Fusion has recently become a popular topic on the streets of Ljubljana. One of the radio stations carried out an interview with the head of the Slovenian Fusion Association and, for the purposes of demonstration, they asked people walking alongside the Ljubljanica, the city’s river, what fusion is. As well as the “don’t knows” and the various suggestions mentioning “diffusion”, “illusion” and the CERN accelerator, surprisingly, some people referred to atoms and energy for the future.

A week later and just a hundred metres away, a big announcement was hung over the street “Fusion, energy for the future” and, above the lazy flowing river, a large screen was positioned showing a slideshow with hundreds of pictures of the sun, blue sky, clean and polluted environments, various power plants, the interior of tokamaks etc. For the next two weeks, one couldn’t cross the Triple Bridge – one of the Ljubljana’s main attractions, without seeing the announcement. It was just what happened to Lan, the seven-year-old boy who screamed “Mummy! Look! The sun in the bulb glowing from water!” So they visited the town gallery, where artists usually present their work, but which currently houses amazing and miraculous things that encouraged Lan and his family to come back almost every afternoon.

After a short time, he could show and explain to elder people how the magnet deflects plasma in the “mellator” demonstration tool and suggest how to successfully perform the experiment in the microwave oven. He was, unfortunately, a bit on the short side to have a go at the “human power plant”, a bicycle connected to an array of light bulbs which start to flash when someone rides the bike and shows how much electric power is produced by this process. The bicycle was located outside the gallery and attracted attention as the visitors competed amongst each other to see who could produce the most electricity. It is not known, how much of the explanations of the young guides Lan understood, but it was definitely enough to make his own LEGO fusion power plant at home.
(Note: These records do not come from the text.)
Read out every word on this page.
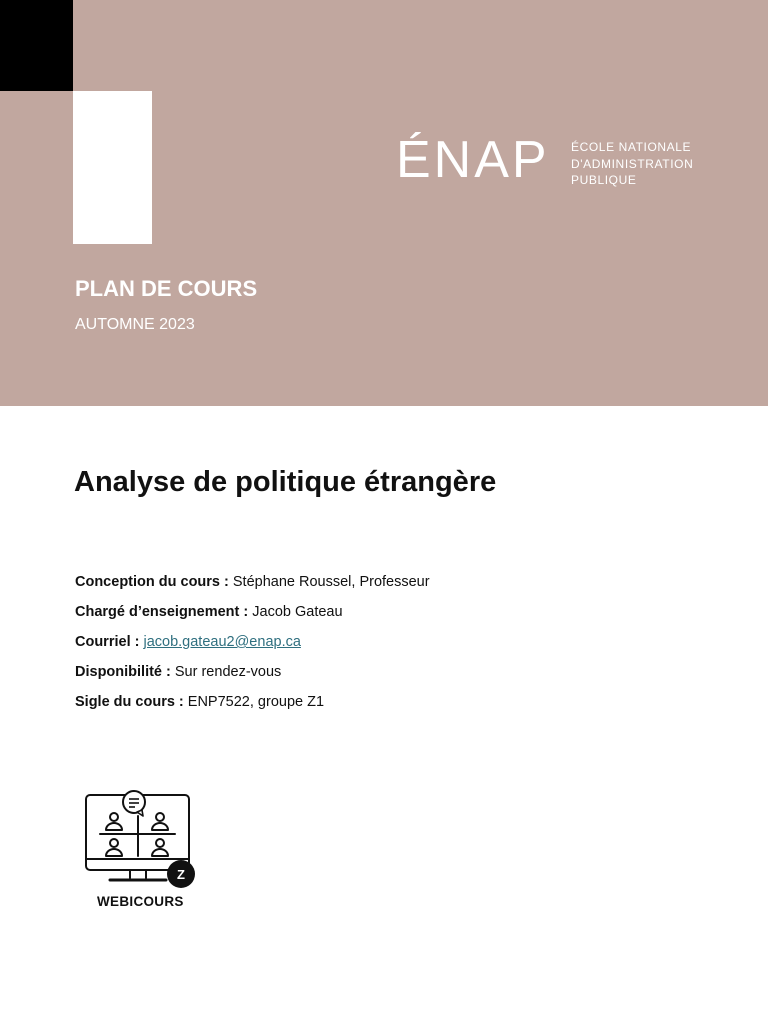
ÉNAP ÉCOLE NATIONALE
D'ADMINISTRATION
PUBLIQUE
PLAN DE COURS
AUTOMNE 2023
Analyse de politique étrangère
Conception du cours : Stéphane Roussel, Professeur
Chargé d’enseignement : Jacob Gateau
Courriel : jacob.gateau2@enap.ca
Disponibilité : Sur rendez-vous
Sigle du cours : ENP7522, groupe Z1
Z
WEBICOURS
Lan was not the youngest visitor to the Fusion Expo in Ljubljana during this time, however. Several groups of four year olds passed by and entered and were obviously impressed by the plasma ball and amused by the magnets which were strong enough to make it very hard to touch them. Adults, many of them attracted by the Fusion 2100 and Starmak-ers movies presented in the window, and by the nice blue plasma observed inside, were also very impressed by the experiments presented. The explanations about plasma physics and ITER construction just entered into their minds.

But it seems that the exhibition was too short: The number of visitors stayed at over 300 per day right up until the last day. But the small gallery was ready to return to art again, and the young guides were ready to continue their investigations, and the exhibition need to continue its travels around Europe.